Stop the presses! Word comes this evening of a possible new impact on Jupiter observed by amateur astronomer Dan Peterson of Racine, Wis. He saw “a bright white two second long explosion just inside Jupiter’s eastern limb” at 11:25:30 Universal Time (6:25 a.m. CDT) on September 10. Peterson was using a 12″ telescope at a magnification of 400x. The brief flash was located inside the southern edge of Jupiter’s North Equatorial Belt (NEB).
In an amazing bit of serendipity, George Hall, an amateur astronomer from Dallas, Texas, was also observing Jupiter at the same time and recorded a bright flash with a webcam mounted on his 12″ telescope at about 6:30 a.m.
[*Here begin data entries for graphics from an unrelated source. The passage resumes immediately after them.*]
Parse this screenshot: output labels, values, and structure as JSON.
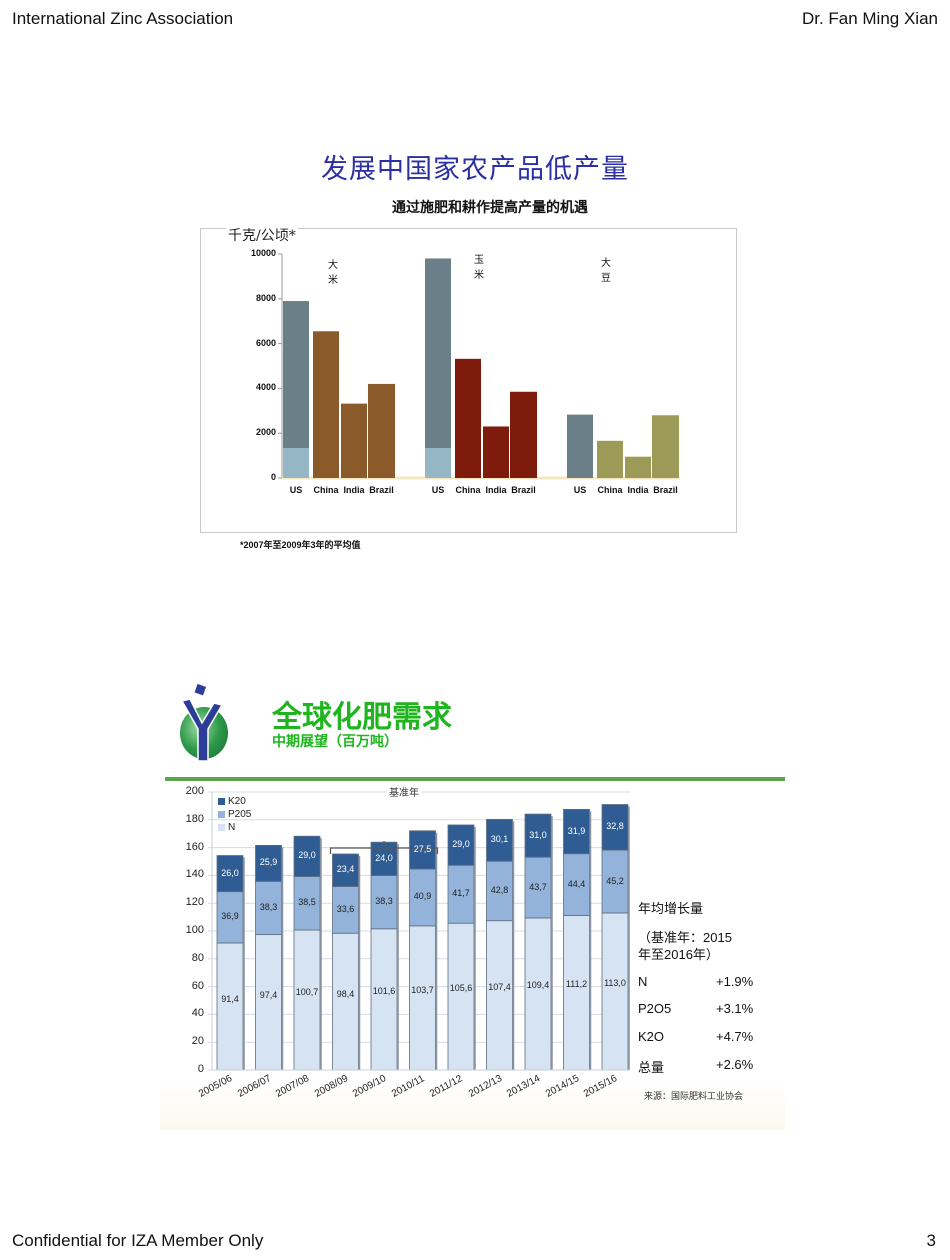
{
  "header": {
    "left": "International Zinc Association",
    "right": "Dr. Fan Ming Xian"
  },
  "footer": {
    "left": "Confidential for IZA Member  Only",
    "page_number": "3"
  },
  "slide1": {
    "title": "发展中国家农产品低产量",
    "subtitle": "通过施肥和耕作提高产量的机遇",
    "unit": "千克/公顷*",
    "note": "*2007年至2009年3年的平均值"
  },
  "slide2": {
    "title": "全球化肥需求",
    "subtitle": "中期展望（百万吨）",
    "bracket_label": "基准年",
    "side_title": "年均增长量",
    "side_base1": "（基准年：2015",
    "side_base2": "年至2016年）",
    "growth": [
      {
        "label": "N",
        "value": "+1.9%"
      },
      {
        "label": "P2O5",
        "value": "+3.1%"
      },
      {
        "label": "K2O",
        "value": "+4.7%"
      },
      {
        "label": "总量",
        "value": "+2.6%"
      }
    ],
    "source": "来源：国际肥料工业协会"
  },
  "chart_data": [
    {
      "type": "bar",
      "title": "发展中国家农产品低产量",
      "subtitle": "通过施肥和耕作提高产量的机遇",
      "ylabel": "千克/公顷*",
      "xlabel": "",
      "ylim": [
        0,
        10000
      ],
      "yticks": [
        0,
        2000,
        4000,
        6000,
        8000,
        10000
      ],
      "grid": false,
      "groups": [
        "大米",
        "玉米",
        "大豆"
      ],
      "categories": [
        "US",
        "China",
        "India",
        "Brazil"
      ],
      "series": [
        {
          "name": "大米",
          "values": [
            7900,
            6550,
            3320,
            4200
          ],
          "colors": [
            "#6a7f87",
            "#8a5a2a",
            "#8a5a2a",
            "#8a5a2a"
          ]
        },
        {
          "name": "玉米",
          "values": [
            9800,
            5320,
            2300,
            3850
          ],
          "colors": [
            "#6a7f87",
            "#7e1b0d",
            "#7e1b0d",
            "#7e1b0d"
          ]
        },
        {
          "name": "大豆",
          "values": [
            2830,
            1660,
            950,
            2800
          ],
          "colors": [
            "#6a7f87",
            "#9b9a56",
            "#9b9a56",
            "#9b9a56"
          ]
        }
      ],
      "annotation": "*2007年至2009年3年的平均值"
    },
    {
      "type": "bar",
      "stacked": true,
      "title": "全球化肥需求",
      "subtitle": "中期展望（百万吨）",
      "ylim": [
        0,
        200
      ],
      "yticks": [
        0,
        20,
        40,
        60,
        80,
        100,
        120,
        140,
        160,
        180,
        200
      ],
      "grid": true,
      "legend_position": "top-left",
      "categories": [
        "2005/06",
        "2006/07",
        "2007/08",
        "2008/09",
        "2009/10",
        "2010/11",
        "2011/12",
        "2012/13",
        "2013/14",
        "2014/15",
        "2015/16"
      ],
      "series": [
        {
          "name": "N",
          "color": "#d6e3f2",
          "values": [
            91.4,
            97.4,
            100.7,
            98.4,
            101.6,
            103.7,
            105.6,
            107.4,
            109.4,
            111.2,
            113.0
          ],
          "labels": [
            "91,4",
            "97,4",
            "100,7",
            "98,4",
            "101,6",
            "103,7",
            "105,6",
            "107,4",
            "109,4",
            "111,2",
            "113,0"
          ]
        },
        {
          "name": "P205",
          "color": "#93b3da",
          "values": [
            36.9,
            38.3,
            38.5,
            33.6,
            38.3,
            40.9,
            41.7,
            42.8,
            43.7,
            44.4,
            45.2
          ],
          "labels": [
            "36,9",
            "38,3",
            "38,5",
            "33,6",
            "38,3",
            "40,9",
            "41,7",
            "42,8",
            "43,7",
            "44,4",
            "45,2"
          ]
        },
        {
          "name": "K20",
          "color": "#2f5d93",
          "values": [
            26.0,
            25.9,
            29.0,
            23.4,
            24.0,
            27.5,
            29.0,
            30.1,
            31.0,
            31.9,
            32.8
          ],
          "labels": [
            "26,0",
            "25,9",
            "29,0",
            "23,4",
            "24,0",
            "27,5",
            "29,0",
            "30,1",
            "31,0",
            "31,9",
            "32,8"
          ]
        }
      ],
      "annotations": [
        {
          "text": "基准年",
          "span": [
            "2008/09",
            "2010/11"
          ]
        }
      ]
    }
  ]
}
CDT.
If the impact is real, we should see a dark “sooty” cloud develop in the aftermath of the burnup/explosion similar to dark spots that developed after earlier hits by Comet Shoemaker-Levy 9 in 1994 and smaller ones in 2009 and 2010.
Amateurs who’d like to confirm these observations are urged to look at Jupiter at the earliest opportunity. The impact location is at System I longitude 335 degrees, latitude +12 degrees north. You can download Meridian to help you find out when that location is best visible from your time zone.
You can also use this frame grab from Meridian (left) with the approximate location of the flash shown by the white box. The possible impact zone will face observers tomorrow morning around 4 a.m. CDT (5 a.m. EDT, 2 a.m. PDT) when Jupiter is well placed for viewing high in the eastern sky.
GRS in the illustration stands for Great Red Spot, which is currently very pale pink.